(Jared)
I'm not a good person. I know I'm not a good person when I'm not stable. I'm not sane and I don't know if I ever have been. I don't know when I realized I wasn't. I don't know when I began to realize the dark thoughts in my head weren't normal and everyone wasn't like me.
I thought I was normal. I thought the voices talking in my head I usually ignored as a teen into my twenties were my subconscious or the words I heard earlier in the day by someone else just repeating itself before I found out that wasn't true. I thought they were imaginary friends I didn't want to let go of through the years when they first appeared.
I liked the voices. I found comfort in them when I felt alone in a broken home where I was treated horribly. I wasn't loved. I wasn't cared about. I was a kid no one wanted and everyone at school and in town gave hell to.
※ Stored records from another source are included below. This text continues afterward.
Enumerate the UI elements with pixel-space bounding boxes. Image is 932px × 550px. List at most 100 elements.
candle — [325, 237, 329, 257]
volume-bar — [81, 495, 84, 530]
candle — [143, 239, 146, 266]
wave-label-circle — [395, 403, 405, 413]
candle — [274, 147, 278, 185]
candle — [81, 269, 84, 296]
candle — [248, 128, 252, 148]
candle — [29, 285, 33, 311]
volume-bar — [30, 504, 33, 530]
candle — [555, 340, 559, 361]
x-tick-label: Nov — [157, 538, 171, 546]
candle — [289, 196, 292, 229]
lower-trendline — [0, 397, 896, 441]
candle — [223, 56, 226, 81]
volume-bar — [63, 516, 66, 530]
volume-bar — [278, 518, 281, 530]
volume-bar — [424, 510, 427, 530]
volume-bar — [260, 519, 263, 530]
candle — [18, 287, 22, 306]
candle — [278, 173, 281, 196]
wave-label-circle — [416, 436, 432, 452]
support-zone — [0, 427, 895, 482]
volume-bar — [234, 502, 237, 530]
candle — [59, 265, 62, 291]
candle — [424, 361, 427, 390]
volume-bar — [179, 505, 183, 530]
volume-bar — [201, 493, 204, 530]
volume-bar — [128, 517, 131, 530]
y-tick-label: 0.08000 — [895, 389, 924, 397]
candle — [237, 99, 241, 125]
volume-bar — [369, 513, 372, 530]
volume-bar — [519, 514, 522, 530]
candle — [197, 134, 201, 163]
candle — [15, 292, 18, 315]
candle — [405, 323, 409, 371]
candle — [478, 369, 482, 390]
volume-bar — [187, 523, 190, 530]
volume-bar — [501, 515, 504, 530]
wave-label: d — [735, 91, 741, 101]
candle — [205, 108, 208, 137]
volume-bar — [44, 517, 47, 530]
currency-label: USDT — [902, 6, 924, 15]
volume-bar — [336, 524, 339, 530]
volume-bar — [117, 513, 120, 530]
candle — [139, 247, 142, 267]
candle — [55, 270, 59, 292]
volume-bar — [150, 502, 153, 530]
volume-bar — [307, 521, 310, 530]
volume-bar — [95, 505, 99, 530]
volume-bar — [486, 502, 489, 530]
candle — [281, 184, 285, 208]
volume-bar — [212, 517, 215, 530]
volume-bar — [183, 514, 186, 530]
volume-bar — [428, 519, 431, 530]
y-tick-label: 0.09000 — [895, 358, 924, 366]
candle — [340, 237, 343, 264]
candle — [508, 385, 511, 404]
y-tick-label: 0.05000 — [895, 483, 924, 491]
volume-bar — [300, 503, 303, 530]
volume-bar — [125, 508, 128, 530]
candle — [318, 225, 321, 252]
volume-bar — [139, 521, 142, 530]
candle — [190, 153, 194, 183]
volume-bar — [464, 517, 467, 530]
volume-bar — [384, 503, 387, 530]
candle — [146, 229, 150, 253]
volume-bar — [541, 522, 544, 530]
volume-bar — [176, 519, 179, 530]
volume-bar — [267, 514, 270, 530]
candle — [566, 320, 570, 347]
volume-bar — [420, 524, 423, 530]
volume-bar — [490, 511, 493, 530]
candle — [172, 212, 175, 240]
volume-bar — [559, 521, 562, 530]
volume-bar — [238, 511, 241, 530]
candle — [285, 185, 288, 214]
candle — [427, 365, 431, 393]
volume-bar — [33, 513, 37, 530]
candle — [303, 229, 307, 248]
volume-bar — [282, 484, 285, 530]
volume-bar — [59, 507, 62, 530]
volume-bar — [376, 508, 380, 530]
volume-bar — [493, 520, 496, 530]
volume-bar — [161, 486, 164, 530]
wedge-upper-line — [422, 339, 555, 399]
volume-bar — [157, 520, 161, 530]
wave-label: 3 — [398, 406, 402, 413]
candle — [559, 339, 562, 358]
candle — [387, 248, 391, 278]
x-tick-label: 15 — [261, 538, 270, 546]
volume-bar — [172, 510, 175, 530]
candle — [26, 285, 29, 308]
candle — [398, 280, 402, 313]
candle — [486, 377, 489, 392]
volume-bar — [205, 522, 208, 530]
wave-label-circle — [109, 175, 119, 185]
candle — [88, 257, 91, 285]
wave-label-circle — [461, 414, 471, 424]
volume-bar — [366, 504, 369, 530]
I lacked friends. I lacked self esteem and a support system in my life. I had nothing. I had nothing hopeful of a future living at home that wasn't a home before Katelynn and I took off.
We didn't have much. We had little to our name to start a future and the voices didn't leave. I convinced myself they were my friends except for the days they made me feel horrible. They broke me down and tore everything down to make me sane and build a good future. They held me back but I didn't want to escape them. I didn't want to leave them because they were my friends. The voices were my company when I had no one and I liked having something then nothing. I finally had friends that didn't hate me. I told myself they were protecting me not hurting me.
While I did when they made me feel better even though they were trying to convince me slowly through the years into doing bad things. Trying to make me think everyone is laughing at me. Trying to make me believe everyone is out to get me and I believed them. I came close one too many times to giving in until I finally did I felt like there was no going back.
The first time was Alex when I talked him into coming over to the house I had managed to get for Katelynn and I to be able to call home. Small and nothing much but a lot of money and years it was going to take to pay off. We were happy though and that is all that mattered. We were free from our parents. We were free from what that old home held which wasn't anything good.
Katelynn was finding herself and enjoying life while I was stuck in a lonesome spiral with the voices talking in my head more and more. I wasn't happy. I was lonely when I started talking to Alex and it was easy to gain his trust. It was easy to get him to come and meet me. It wasn't hard to convince him I was a good person even though I wasn't.
Everything was perfect for a few weeks, a few months before he tried to leave and I didn't want him to leave. I didn't want to be alone and the voices in my head convinced me to make sure it never happened.
Katelynn wasn't around. She was off with Kyle living her life but she knew about Alex in the beginning. I told her about him and I. I told her about him and how he made me feel and I just wanted to be happy. She saw I was when she first met him when I picked him up to be with me. I lied and told her he was older. I said seventeen though I doubt she believed it from the look on her face. She didn't question though, she never questioned anything I did.
I'm her older brother. I'm suppose to protect her. I'm suppose to be someone she looks up to not down. I took her away from the house we both hated with a mom who couldn't love us and a dad that loved us too much in the wrong ways. I had us leave for a better start and give us both something in life to look forward to. I wasn't suppose to have us leave and become crazy. I wasn't suppose to turn into someone else and lose my mind. I wasn't suppose to let the voices take over and get myself into a mess I couldn't get myself out of.